Almost everyone in State of Fear is an environmentalist, except some of them are bad environmentalists. The bad environmentalists are up to no good in the form of generating natural-looking disasters in hopes of creating fear in the general population, which will hopefully translate into more donations to the environmental movement. In fact, this is a great idea, and the science they are misusing to wreak such havoc is fascinating! The male heroes are as clever, smart and shrewd as usual, and the book is chock full of adventures and narrow escapes. It was not necessary to disprove global warming to further the plot - all he needed to do was acknowledge that global warming wasn't yet producing the types of events that really bring in those big donations.

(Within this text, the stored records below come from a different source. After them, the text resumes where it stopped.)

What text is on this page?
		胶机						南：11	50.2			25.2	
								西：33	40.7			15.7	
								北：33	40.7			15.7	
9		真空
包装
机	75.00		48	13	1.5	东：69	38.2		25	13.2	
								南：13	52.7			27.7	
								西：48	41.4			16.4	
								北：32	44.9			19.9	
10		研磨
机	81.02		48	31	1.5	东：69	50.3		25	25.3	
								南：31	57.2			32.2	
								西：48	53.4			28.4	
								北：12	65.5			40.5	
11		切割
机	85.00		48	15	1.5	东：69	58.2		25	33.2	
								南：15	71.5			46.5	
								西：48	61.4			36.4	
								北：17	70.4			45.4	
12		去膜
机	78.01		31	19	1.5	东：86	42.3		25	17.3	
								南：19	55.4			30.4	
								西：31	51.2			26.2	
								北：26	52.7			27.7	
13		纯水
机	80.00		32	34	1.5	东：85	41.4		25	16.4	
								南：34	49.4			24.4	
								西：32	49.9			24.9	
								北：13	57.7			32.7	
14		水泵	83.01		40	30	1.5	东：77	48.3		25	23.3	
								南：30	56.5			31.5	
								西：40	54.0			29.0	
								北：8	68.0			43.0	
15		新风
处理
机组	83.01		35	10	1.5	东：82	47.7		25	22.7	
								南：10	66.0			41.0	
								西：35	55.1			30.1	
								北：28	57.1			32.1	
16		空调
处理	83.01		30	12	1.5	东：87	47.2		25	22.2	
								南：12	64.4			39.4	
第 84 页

And that is what any author who didn't start this whole process with an agenda would have done.

However, Crichton spends a tremendous amount of time focusing on how global warming just isn't occurring, and on footnoting the sources that led him to believe this. I mean to tell you he spends a LOT of time on it. And he explains his clear motivation for writing the book in the "Author's Message" at the end of the book (p.569). He actually makes some really good points here as well as in the story and brings up a lot of things to think about, like his notion that the powers that be like to keep the masses in a state of fear in order to maintain control over them. Also that scientists are sometimes wrong, and that sometimes the overwhelming majority of them are wrong. Of course, scientists themselves recognize that they are almost always at least a little bit wrong, and quite often extremely wrong. That is a huge part of the scientific method - as new information comes in, you revise your hypothesis.